The researchers discovered there was a balance between the two sets of transcription factors. High levels of each set of transcription factors acted as a switch for the mouse embryo to choose whether to maintain vascular cells or to develop them into blood stem cells.

Providing an overview of the research, Dr Martin Hemberg, a corresponding author on the paper from the Wellcome Sanger Institute, said:

This was the first time that anyone has been able to show how a group of transcription factors causes a vascular cell to choose to develop into a blood stem cell, and demonstrates the power of single-cell transcriptomics for characterising really complex systems of transcription factors.”

“Using this technology, we could see the exact genes that were switched on in every single cell, and found that the transcription factors acted as a fork in the road of development of blood cells.”

The study was very technically challenging.
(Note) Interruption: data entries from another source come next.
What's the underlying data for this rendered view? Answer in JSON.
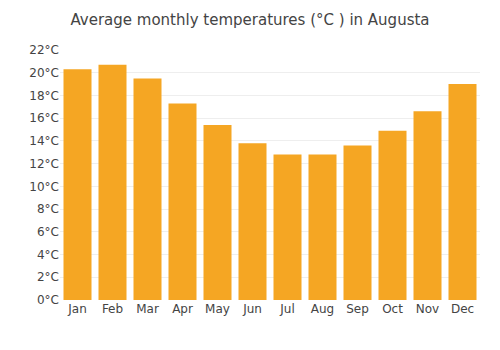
{
  "chart_data": {
    "type": "bar",
    "title": "Average monthly temperatures (°C ) in Augusta",
    "categories": [
      "Jan",
      "Feb",
      "Mar",
      "Apr",
      "May",
      "Jun",
      "Jul",
      "Aug",
      "Sep",
      "Oct",
      "Nov",
      "Dec"
    ],
    "values": [
      20.3,
      20.7,
      19.5,
      17.3,
      15.4,
      13.8,
      12.8,
      12.8,
      13.6,
      14.9,
      16.6,
      19.0
    ],
    "color": "#F5A623",
    "ylim": [
      0,
      22
    ],
    "yticks": [
      {
        "value": 0,
        "label": "0°C"
      },
      {
        "value": 2,
        "label": "2°C"
      },
      {
        "value": 4,
        "label": "4°C"
      },
      {
        "value": 6,
        "label": "6°C"
      },
      {
        "value": 8,
        "label": "8°C"
      },
      {
        "value": 10,
        "label": "10°C"
      },
      {
        "value": 12,
        "label": "12°C"
      },
      {
        "value": 14,
        "label": "14°C"
      },
      {
        "value": 16,
        "label": "16°C"
      },
      {
        "value": 18,
        "label": "18°C"
      },
      {
        "value": 20,
        "label": "20°C"
      },
      {
        "value": 22,
        "label": "22°C"
      }
    ],
    "grid": true
  }
}
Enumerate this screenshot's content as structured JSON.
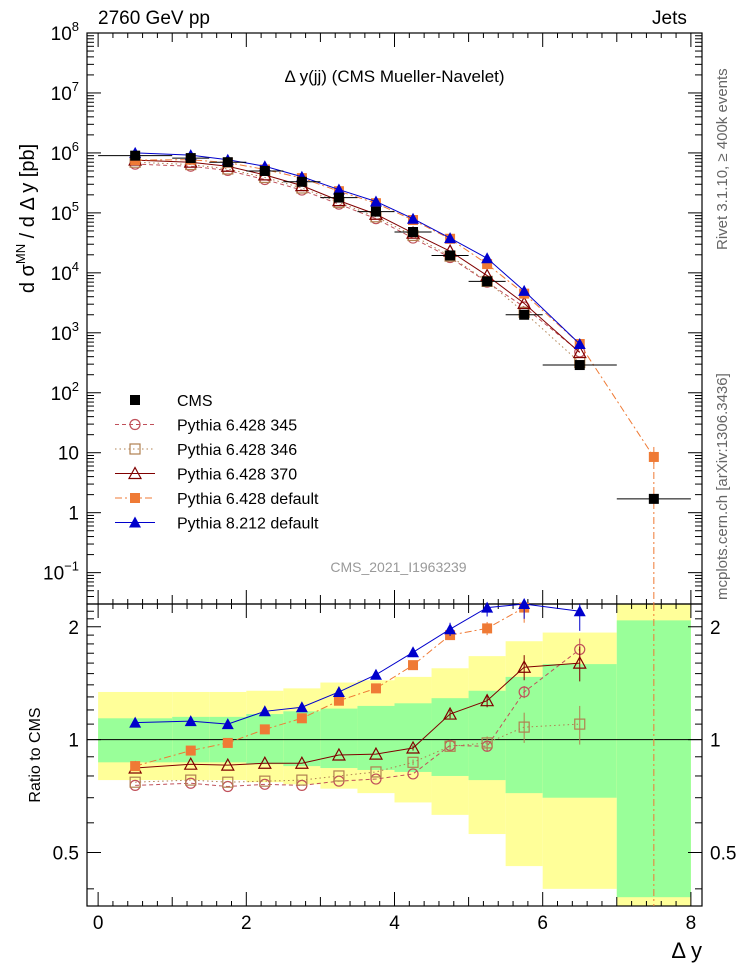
{
  "header": {
    "left": "2760 GeV pp",
    "right": "Jets"
  },
  "side": {
    "rivet": "Rivet 3.1.10, ≥ 400k events",
    "mcplots": "mcplots.cern.ch [arXiv:1306.3436]"
  },
  "chart_data": {
    "type": "scatter",
    "title": "Δ y(jj) (CMS Mueller-Navelet)",
    "analysis_id": "CMS_2021_I1963239",
    "xlabel": "Δ y",
    "ylabel": "d σMN / d Δ y [pb]",
    "ratio_ylabel": "Ratio to CMS",
    "xlim": [
      -0.15,
      8.15
    ],
    "ylim": [
      0.03,
      100000000
    ],
    "yscale": "log",
    "ratio_ylim": [
      0.36,
      2.3
    ],
    "ratio_yscale": "log",
    "x_ticks": [
      "0",
      "2",
      "4",
      "6",
      "8"
    ],
    "y_ticks": [
      "10⁻¹",
      "1",
      "10",
      "10²",
      "10³",
      "10⁴",
      "10⁵",
      "10⁶",
      "10⁷",
      "10⁸"
    ],
    "ratio_ticks": [
      "0.5",
      "1",
      "2"
    ],
    "legend_position": "center-left",
    "x": [
      0.5,
      1.25,
      1.75,
      2.25,
      2.75,
      3.25,
      3.75,
      4.25,
      4.75,
      5.25,
      5.75,
      6.5,
      7.5
    ],
    "x_err": [
      0.5,
      0.25,
      0.25,
      0.25,
      0.25,
      0.25,
      0.25,
      0.25,
      0.25,
      0.25,
      0.25,
      0.5,
      0.5
    ],
    "cms": [
      900000,
      820000,
      700000,
      500000,
      330000,
      180000,
      105000,
      48000,
      19500,
      7200,
      2000,
      290,
      1.7
    ],
    "uncertainty_bands": {
      "inner_lo": [
        0.87,
        0.87,
        0.87,
        0.86,
        0.85,
        0.84,
        0.83,
        0.82,
        0.8,
        0.78,
        0.72,
        0.7,
        0.38
      ],
      "inner_hi": [
        1.14,
        1.15,
        1.15,
        1.17,
        1.19,
        1.21,
        1.23,
        1.25,
        1.29,
        1.35,
        1.47,
        1.59,
        2.08
      ],
      "outer_lo": [
        0.78,
        0.78,
        0.78,
        0.77,
        0.76,
        0.74,
        0.72,
        0.68,
        0.63,
        0.56,
        0.46,
        0.4,
        0.36
      ],
      "outer_hi": [
        1.34,
        1.34,
        1.34,
        1.35,
        1.37,
        1.42,
        1.44,
        1.47,
        1.55,
        1.67,
        1.83,
        1.93,
        2.3
      ]
    },
    "series": [
      {
        "name": "CMS",
        "color": "#000000",
        "marker": "filled-square",
        "line": "none",
        "ratio": [
          1,
          1,
          1,
          1,
          1,
          1,
          1,
          1,
          1,
          1,
          1,
          1,
          1
        ]
      },
      {
        "name": "Pythia 6.428 345",
        "color": "#c0505a",
        "marker": "open-circle",
        "line": "dashed",
        "ratio": [
          0.755,
          0.765,
          0.75,
          0.76,
          0.755,
          0.775,
          0.785,
          0.81,
          0.965,
          0.96,
          1.34,
          1.74,
          null
        ],
        "ratio_err": [
          0.005,
          0.005,
          0.005,
          0.005,
          0.005,
          0.005,
          0.005,
          0.01,
          0.02,
          0.03,
          0.05,
          0.12,
          null
        ]
      },
      {
        "name": "Pythia 6.428 346",
        "color": "#b08050",
        "marker": "open-square",
        "line": "dotted",
        "ratio": [
          0.77,
          0.78,
          0.77,
          0.775,
          0.78,
          0.8,
          0.82,
          0.87,
          0.96,
          0.98,
          1.08,
          1.1,
          null
        ],
        "ratio_err": [
          0.005,
          0.005,
          0.005,
          0.005,
          0.005,
          0.005,
          0.01,
          0.015,
          0.02,
          0.04,
          0.1,
          0.13,
          null
        ]
      },
      {
        "name": "Pythia 6.428 370",
        "color": "#800000",
        "marker": "open-triangle",
        "line": "solid",
        "ratio": [
          0.84,
          0.86,
          0.855,
          0.865,
          0.865,
          0.91,
          0.915,
          0.95,
          1.17,
          1.27,
          1.56,
          1.6,
          null
        ],
        "ratio_err": [
          0.005,
          0.005,
          0.005,
          0.005,
          0.005,
          0.005,
          0.01,
          0.015,
          0.03,
          0.05,
          0.12,
          0.17,
          null
        ]
      },
      {
        "name": "Pythia 6.428 default",
        "color": "#ef7a35",
        "marker": "filled-square",
        "line": "dashdot",
        "ratio": [
          0.85,
          0.935,
          0.98,
          1.065,
          1.14,
          1.27,
          1.37,
          1.58,
          1.9,
          1.98,
          2.25,
          null,
          null
        ],
        "ratio_err": [
          0.005,
          0.005,
          0.005,
          0.01,
          0.01,
          0.01,
          0.02,
          0.03,
          0.05,
          0.08,
          0.2,
          null,
          null
        ]
      },
      {
        "name": "Pythia 8.212 default",
        "color": "#0000cc",
        "marker": "filled-triangle",
        "line": "solid",
        "ratio": [
          1.11,
          1.12,
          1.1,
          1.19,
          1.22,
          1.34,
          1.49,
          1.71,
          1.97,
          2.25,
          2.3,
          2.2,
          null
        ],
        "ratio_err": [
          0.005,
          0.005,
          0.005,
          0.01,
          0.01,
          0.02,
          0.03,
          0.05,
          0.08,
          0.12,
          0.2,
          0.25,
          null
        ]
      }
    ],
    "main_values": {
      "Pythia 6.428 345": [
        650000,
        600000,
        510000,
        360000,
        240000,
        140000,
        80000,
        38000,
        18000,
        7000,
        2700,
        480,
        null
      ],
      "Pythia 6.428 346": [
        700000,
        640000,
        540000,
        390000,
        260000,
        150000,
        86000,
        42000,
        19000,
        7200,
        2200,
        320,
        null
      ],
      "Pythia 6.428 370": [
        760000,
        700000,
        600000,
        430000,
        285000,
        160000,
        95000,
        46000,
        23000,
        9000,
        3100,
        470,
        null
      ],
      "Pythia 6.428 default": [
        760000,
        770000,
        690000,
        530000,
        380000,
        230000,
        145000,
        76000,
        37000,
        14000,
        4500,
        650,
        8.5
      ],
      "Pythia 8.212 default": [
        1000000,
        920000,
        770000,
        600000,
        400000,
        245000,
        155000,
        80000,
        38000,
        17500,
        5000,
        650,
        null
      ]
    }
  }
}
Not only was it difficult to express so many transcription factors simultaneously in ESCs, it was also the first time that single-cell transcriptomics had been used to study a large complex of transcription factors.

Locating the switch to blood stem cells

Dr Tallulah Andrews, the joint second author also from the Wellcome Sanger Institute, said: “This was a very challenging computational problem as there was a huge network of interactions in the complex that needed to be unravelled.

By applying recent advances in statistics to this biological question, we were able to predict that some of the transcription factors were acting in opposition to each other like a switch, rather than working together, which the study was then able to prove experimentally.”

The knowledge gained in the study could aid further research towards the creation of blood stem cells for use in transfusions or blood cancer treatments, and could also help in the understanding of metastasis (when cancer cells spread to other organs).

Commenting on the possible links to metastasis mechanisms, Dr Christophe Lancrin, a corresponding author on the paper from the European Molecular Biology Laboratory, Rome, said: “We have revealed the gene regulatory network responsible for switching off the vascular cell fate and switching on the blood programme to generate blood stem cells. Interestingly, the process of metastasis in cancer also involves changes in cell states and may use a similar process to the one we have discovered. If we could better understand how the transcription factors responsible for different cell states compete with each other, we could begin to think of ways to specifically inhibit this process and improve the chance of survival of cancer patients.”